The good news for Merck (NYSE: MRK) is that its newly acquired hepatitis C treatment, boceprevir, is better than the current offerings. The bad news is that the drug doesn't look as good as Vertex Pharmaceuticals' (Nasdaq: VRTX) telaprevir, based on stellar data released in May.

Boceprevir, which Merck got from Schering-Plough, was able to lower virus levels to undetectable levels -- essentially cure -- in 63% to 66% of patients who had not been treated before, depending on how long boceprevir was added to the standard of care. Patients who just got the standard of care were cured 38% of the time.

By contrast, telaprevir reached as high as a 75% cure rate, although the control group also fared better with a cure rate of 44%. The difference in the standard-of-care groups makes the comparison between the trials difficult. Vertex used Roche's Pegasys and Copegus, while Merck used its own Pegintron and Rebetol, which could account for some of the differences.

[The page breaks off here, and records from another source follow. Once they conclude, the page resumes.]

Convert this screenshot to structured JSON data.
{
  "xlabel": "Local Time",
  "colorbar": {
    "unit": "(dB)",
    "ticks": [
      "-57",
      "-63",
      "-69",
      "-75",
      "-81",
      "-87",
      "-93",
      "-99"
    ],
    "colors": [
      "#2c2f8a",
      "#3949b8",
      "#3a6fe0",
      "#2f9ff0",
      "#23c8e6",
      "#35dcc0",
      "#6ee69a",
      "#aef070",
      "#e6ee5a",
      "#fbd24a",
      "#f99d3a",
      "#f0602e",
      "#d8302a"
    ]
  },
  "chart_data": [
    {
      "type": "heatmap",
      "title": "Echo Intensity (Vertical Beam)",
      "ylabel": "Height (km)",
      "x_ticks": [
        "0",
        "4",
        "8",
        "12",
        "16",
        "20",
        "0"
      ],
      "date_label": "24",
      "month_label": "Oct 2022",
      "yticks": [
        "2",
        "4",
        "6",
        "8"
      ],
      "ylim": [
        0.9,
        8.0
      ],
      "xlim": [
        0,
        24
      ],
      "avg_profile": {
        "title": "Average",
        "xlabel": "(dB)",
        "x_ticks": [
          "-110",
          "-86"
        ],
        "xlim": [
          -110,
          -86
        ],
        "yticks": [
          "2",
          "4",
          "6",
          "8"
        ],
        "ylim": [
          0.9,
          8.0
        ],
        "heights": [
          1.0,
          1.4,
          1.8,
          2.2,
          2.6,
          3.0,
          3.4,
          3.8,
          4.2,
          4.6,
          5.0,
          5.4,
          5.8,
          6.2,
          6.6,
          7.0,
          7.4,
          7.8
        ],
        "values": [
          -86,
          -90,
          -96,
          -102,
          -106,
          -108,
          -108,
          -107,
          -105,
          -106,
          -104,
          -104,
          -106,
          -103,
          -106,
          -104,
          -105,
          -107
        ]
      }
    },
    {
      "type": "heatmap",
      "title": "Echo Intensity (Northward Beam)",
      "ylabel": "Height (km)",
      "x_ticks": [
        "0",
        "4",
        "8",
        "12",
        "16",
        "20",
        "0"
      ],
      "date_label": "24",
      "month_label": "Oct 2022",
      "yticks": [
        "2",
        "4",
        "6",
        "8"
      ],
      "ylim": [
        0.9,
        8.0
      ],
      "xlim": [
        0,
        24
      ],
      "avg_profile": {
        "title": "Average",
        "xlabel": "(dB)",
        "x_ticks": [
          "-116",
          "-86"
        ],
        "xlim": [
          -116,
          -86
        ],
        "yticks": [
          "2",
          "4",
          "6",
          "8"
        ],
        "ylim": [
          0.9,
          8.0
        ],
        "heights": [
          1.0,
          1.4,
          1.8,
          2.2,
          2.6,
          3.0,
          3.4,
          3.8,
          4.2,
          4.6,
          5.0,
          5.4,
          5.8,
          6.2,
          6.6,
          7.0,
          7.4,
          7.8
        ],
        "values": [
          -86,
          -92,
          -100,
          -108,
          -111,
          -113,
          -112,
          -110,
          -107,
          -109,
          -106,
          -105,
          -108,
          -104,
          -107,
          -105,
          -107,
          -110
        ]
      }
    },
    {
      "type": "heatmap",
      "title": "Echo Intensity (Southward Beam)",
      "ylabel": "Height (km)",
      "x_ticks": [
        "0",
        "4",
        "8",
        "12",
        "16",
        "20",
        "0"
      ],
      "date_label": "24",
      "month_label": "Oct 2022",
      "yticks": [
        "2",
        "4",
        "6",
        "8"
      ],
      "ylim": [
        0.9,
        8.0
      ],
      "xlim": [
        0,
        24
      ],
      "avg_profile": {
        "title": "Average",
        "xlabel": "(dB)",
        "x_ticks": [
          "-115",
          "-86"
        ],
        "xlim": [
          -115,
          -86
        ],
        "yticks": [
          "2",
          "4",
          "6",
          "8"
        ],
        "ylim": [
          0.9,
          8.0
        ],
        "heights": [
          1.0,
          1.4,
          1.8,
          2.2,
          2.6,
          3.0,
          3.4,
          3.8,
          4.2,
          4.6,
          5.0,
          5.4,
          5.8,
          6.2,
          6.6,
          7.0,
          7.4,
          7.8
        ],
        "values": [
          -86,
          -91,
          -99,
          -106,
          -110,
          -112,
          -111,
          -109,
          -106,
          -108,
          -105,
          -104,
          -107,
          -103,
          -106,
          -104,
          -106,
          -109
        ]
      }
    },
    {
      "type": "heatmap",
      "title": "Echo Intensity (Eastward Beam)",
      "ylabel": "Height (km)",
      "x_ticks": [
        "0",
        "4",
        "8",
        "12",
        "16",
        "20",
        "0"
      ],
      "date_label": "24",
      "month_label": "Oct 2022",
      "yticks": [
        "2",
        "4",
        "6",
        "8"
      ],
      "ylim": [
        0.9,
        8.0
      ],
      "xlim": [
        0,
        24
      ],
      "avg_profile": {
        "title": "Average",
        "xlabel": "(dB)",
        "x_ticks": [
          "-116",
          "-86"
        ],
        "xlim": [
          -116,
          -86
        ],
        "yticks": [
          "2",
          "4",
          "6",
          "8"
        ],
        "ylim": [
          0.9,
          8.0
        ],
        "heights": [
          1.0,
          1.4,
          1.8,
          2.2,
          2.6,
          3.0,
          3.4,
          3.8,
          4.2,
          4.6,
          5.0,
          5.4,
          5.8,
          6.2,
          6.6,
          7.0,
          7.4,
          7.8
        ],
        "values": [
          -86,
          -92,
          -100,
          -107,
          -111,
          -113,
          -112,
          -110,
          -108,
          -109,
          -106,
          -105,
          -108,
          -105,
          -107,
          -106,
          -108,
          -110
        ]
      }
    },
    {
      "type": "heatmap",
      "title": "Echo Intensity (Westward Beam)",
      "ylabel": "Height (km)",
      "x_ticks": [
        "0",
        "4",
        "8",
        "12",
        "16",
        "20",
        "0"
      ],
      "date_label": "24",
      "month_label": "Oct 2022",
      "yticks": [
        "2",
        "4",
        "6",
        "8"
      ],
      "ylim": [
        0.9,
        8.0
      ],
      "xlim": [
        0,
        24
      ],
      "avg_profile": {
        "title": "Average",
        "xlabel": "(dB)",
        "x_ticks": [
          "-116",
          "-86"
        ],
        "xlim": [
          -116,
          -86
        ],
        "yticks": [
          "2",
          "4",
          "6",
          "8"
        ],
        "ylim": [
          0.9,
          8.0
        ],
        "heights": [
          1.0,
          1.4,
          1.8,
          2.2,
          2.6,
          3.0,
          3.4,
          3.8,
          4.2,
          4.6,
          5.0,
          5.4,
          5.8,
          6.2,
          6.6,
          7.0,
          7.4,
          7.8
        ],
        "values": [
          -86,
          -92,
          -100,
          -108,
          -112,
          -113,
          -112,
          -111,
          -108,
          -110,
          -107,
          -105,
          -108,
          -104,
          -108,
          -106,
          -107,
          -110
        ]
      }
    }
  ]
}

The difference could also be because of a different mix of African-Americans in the two trials, because it turned out that they often had lower cure rates. If you look at just the non-African-Americans in the boceprevir trial, the cure rates increase to between 67% and 69% for boceprevir and 40% for the control group. African-Americans, on the other hand, had cure rates of 42% to 53%, compared with 23% for the control group.

Until a head-to-head trial is run -- likely sometime after both boceprevir and telaprevir are on the market -- the comparison between trials is the best we have. For now, Vertex and marketing partner Johnson & Johnson (NYSE: JNJ) have the best absolute number out there for patients new to treatment.

While Vertex had previously set the bar for Merck in patients new to treatment, Merck has turned the tables by releasing data from a second trial with patients who had failed therapy. In that trial, boceprevir cured between 59% and 66% of patients, compared with just 21% in patients who got just the standard of care. Vertex could put the nail in boceprevir's coffin if it can beat those numbers in a phase 3 trial whose results are expected next month.

Maybe "coffin" is too strong a word because Merck's data should certainly be good enough to get boceprevir on the market, and some doctors will prescribe it despite the seemingly better data from telaprevir. In fact, Vertex's top spot isn't really safe considering that Roche, InterMune (Nasdaq: ITMN), Bristol-Myers Squibb (NYSE: BMY), and Gilead Sciences (Nasdaq: GILD) are all gunning for it with hepatitis C treatments of their own.

The first leg of the hepatitis C race is coming to a close, but the marathon of next-generation drugs is just beginning.